Kim era piegata in due. Aveva la sensazione che gli occhi le stessero uscendo dalle orbite: non poté accorgersene, ma erano ricoperti da una sorta di patina bianca e opaca, che stava pian piano facendo sparire le sue iridi ambrate. Freddo. Sentiva il sangue che le si gelava nelle vene. E mille sguardi raccapriccianti puntati su di lei. Ibridi. Mani ossute. Dita che si allungavano mutando in rami secchi e nodosi, pungenti, sottili, scheletrici. Pelli e corpi orribilmente sfregiati. Occhi iniettati di sangue, sopracciglia folte si univano ad una sorta di peluria, come muschio, che ricopriva le tempie e il capo. Denti aguzzi, o addirittura inesistenti. Sguardi spiritici. Terrificanti e gigantesche corna demoniache, nere come petrolio, attorno alle quali si attorcigliavano viziosi ramoscelli senza vita. Corpi deformati, tutt'uno con arbusti spinosi e grigiastri che si univano alla pelle cadaverica rendendola squamosa e secca, quasi fosse corteccia.
Queste immagini comparivano e sparivano, bombardavano la sua mente. Una visione dopo l'altra. Le toglievano il respiro. Eglantine le girava intorno affannata, mentre le lacrime scendevano copiose dai suoi occhi turchesi, bagnandole le guance arrossate. Non aveva idea di come comportarsi, e Christian aveva spostato la sua attenzione verso la porta.
<<Cosa facciamo? Chris, maledizione, aiutami! Oh, Kim...non so...non so che fare...non so come aiutarti... ma cosa sta succedendo?>> biascicava l'amica con voce rotta.
<<La porta>> farfugliò il ragazzo interrompendola, lo sguardo fisso oltre il corridoio, verso l'ampia entrata.
<<C-cosa? Che hai detto?>>
<<La porta...la porta è aperta! Eglantine, Kim, dobbiamo andarcene subito!>> ribatté Christian, trasalendo e alzandosi in piedi di colpo, gli occhi scaturenti di terrore.
<<Perché? Cosa hai visto?>> esclamò l'altra, ansimando e cercando di aiutare Kim ad alzarsi.
<<È questo il punto!>> replicò lui, per poi abbassare il tono di voce e spingere le due verso l'uscita più vicina. <<Non ho visto niente, ma la porta era spalancata. Sono qui. Non ho la minima idea di come siano riusciti ad oltrepassare barriere e campi di forza, ma sono entrati>>.

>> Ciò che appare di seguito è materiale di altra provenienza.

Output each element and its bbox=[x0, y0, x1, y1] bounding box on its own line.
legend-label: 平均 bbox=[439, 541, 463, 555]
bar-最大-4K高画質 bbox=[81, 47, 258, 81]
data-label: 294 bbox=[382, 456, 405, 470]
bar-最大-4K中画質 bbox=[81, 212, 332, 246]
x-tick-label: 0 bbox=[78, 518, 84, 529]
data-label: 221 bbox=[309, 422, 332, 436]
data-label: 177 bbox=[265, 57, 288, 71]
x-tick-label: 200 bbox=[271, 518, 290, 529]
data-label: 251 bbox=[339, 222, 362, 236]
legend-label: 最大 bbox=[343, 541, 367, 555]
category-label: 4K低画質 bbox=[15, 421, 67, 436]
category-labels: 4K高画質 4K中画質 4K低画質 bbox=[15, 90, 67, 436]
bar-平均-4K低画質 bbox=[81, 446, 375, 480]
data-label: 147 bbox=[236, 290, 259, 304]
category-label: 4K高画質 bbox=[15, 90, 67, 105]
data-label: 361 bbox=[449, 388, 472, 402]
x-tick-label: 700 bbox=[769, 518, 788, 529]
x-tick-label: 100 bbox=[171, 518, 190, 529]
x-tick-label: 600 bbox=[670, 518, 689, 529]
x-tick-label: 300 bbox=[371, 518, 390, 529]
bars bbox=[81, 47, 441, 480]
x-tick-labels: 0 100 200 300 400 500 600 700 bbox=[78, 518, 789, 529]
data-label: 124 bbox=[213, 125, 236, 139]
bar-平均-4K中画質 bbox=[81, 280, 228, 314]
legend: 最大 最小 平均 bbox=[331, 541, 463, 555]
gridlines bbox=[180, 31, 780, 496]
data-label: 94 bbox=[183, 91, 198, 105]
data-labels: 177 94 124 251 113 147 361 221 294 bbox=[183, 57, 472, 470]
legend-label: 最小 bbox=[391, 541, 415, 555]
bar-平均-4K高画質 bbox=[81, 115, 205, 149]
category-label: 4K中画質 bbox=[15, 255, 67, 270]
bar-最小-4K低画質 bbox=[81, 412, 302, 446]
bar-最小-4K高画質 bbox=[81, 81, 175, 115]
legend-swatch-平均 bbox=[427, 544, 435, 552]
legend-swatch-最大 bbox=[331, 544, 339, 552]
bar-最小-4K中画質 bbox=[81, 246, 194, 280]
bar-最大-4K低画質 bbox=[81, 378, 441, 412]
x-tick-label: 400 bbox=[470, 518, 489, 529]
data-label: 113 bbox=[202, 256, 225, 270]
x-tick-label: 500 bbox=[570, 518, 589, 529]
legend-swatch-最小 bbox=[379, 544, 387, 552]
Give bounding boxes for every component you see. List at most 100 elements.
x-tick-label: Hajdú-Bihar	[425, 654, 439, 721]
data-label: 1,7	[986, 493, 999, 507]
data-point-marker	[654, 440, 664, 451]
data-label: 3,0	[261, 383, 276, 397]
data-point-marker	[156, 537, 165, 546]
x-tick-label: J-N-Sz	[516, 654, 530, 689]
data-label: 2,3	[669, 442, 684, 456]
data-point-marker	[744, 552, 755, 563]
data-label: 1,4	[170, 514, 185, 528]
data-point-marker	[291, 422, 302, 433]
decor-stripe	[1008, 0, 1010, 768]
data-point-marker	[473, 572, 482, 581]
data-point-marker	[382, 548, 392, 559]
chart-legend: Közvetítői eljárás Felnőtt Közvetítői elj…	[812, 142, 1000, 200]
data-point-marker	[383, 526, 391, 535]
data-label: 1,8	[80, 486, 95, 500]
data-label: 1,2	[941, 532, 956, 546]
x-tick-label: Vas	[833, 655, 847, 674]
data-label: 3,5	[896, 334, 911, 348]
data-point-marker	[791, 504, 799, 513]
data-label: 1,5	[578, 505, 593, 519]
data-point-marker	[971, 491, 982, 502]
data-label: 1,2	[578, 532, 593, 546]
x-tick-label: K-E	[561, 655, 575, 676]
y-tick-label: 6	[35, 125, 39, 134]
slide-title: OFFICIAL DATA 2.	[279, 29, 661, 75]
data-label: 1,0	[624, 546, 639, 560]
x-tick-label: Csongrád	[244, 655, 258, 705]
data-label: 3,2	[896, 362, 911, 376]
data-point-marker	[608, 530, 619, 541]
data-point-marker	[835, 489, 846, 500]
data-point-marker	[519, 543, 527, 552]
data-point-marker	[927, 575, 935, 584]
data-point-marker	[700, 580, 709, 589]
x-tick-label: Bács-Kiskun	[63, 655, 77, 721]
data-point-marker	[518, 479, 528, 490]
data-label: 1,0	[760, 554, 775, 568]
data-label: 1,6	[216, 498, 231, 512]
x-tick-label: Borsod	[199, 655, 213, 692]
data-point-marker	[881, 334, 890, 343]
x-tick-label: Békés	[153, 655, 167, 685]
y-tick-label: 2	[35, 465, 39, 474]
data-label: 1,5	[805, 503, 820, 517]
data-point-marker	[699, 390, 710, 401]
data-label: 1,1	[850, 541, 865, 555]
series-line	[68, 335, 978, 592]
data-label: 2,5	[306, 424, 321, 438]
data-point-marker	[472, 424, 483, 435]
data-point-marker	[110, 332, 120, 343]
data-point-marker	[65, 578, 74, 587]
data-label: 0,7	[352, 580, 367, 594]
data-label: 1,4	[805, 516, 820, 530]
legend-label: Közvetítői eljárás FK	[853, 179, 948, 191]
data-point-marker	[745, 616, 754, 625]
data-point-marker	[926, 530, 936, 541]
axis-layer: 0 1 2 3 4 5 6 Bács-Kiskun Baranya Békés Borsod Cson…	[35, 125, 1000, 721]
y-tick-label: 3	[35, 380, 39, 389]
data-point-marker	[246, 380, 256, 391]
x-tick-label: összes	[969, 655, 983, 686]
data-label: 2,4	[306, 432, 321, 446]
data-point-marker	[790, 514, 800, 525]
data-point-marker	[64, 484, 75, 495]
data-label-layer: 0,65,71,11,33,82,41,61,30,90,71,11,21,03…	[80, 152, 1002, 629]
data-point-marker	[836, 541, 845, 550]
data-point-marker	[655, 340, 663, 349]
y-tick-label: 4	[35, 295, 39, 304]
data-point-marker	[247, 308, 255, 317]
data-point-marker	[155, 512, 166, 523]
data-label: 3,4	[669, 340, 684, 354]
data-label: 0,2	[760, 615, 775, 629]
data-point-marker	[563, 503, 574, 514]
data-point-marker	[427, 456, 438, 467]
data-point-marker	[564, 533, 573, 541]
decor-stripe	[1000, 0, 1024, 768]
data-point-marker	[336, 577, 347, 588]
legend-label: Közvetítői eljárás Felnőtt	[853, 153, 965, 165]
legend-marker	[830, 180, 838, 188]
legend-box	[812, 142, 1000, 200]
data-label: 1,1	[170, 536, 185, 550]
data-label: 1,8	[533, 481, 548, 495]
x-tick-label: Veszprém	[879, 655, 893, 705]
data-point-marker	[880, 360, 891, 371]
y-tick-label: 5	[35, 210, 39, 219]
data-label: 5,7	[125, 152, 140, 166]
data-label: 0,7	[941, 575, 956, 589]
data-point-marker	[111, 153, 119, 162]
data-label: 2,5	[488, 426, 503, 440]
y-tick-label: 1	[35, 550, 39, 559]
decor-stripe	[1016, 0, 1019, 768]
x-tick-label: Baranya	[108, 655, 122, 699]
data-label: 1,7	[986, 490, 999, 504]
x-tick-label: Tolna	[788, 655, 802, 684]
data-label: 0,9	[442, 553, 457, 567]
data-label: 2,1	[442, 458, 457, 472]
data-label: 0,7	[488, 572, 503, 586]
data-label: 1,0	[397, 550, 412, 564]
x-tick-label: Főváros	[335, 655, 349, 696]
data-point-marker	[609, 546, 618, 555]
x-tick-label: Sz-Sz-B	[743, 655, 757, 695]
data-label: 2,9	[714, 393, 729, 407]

Kim riuscì ad aprir bocca per chiedere di andare a salvare Nolan, probabilmente già a letto nella sua camera, e non ci volle molto prima di udire alcuni lamenti, suoni striduli e versi cupi.
<<Che cos'è stato?>> mormorò Eglantine, con l'orrore e lo spavento impressi sul viso pallido.
<<Vacanti>> farfugliò l'amica, anch'ella bianca come un cencio, le labbra violacee e quelle perle ambrate ormai inghiottite dal sottile strato bianco e opaco, quasi viscido.
Si diressero verso le sale di addestramento sotterranee, le orecchie tese ad ascoltare ogni singolo rumore. Non potevano salire e rischiare di essere catturati o uccisi: avrebbero trovato una soluzione, ma al momento Nolan doveva cavarsela da solo.

<<Kim...tu li vedi?>> domandò Chris, appena si accucciarono in un angolo buio della grande sala, dove avevano visto per la prima volta la classe di Felix e Julian.
La ragazzina scosse la testa riccioluta, poi deglutì a fatica, sentendo le corde vocali attorcigliate con nodi inestricabili, incastrate e incollate tra loro.
<<Per alcuni secondi ho avuto delle visioni. Ma ora sono finite>> balbettò, rabbrividendo e stringendosi nelle spalle. <<Non credo di poterli vedere>>.
<<La dote non si è ancora manifestata, ma lo farà tra poco...>> mormorò Eglantine.
<<Se andranno oltre l'ala nord della casa saranno in pericolo anche tutti gli altri Peculiari>> aggiunse Christian, il battito accelerato.
<<I Vacanti non escono spesso dal loro nascondiglio. Se sono qui c'è una ragione>> intervenne Kim. <<E spero solo che gli altri, al confine, stiano bene. Se li hanno presi, forse hanno intenzione di catturare tutti noi assieme a loro>>.

Una frazione di secondo, un battito di ciglia. Un respiro gelido e le poche, piccole finestre si ghiacciarono dall'interno con un crepitio. Un lamento stridulo, disumano. Un urlo di terrore. Due occhi di brace, una mano mostruosa e ossuta.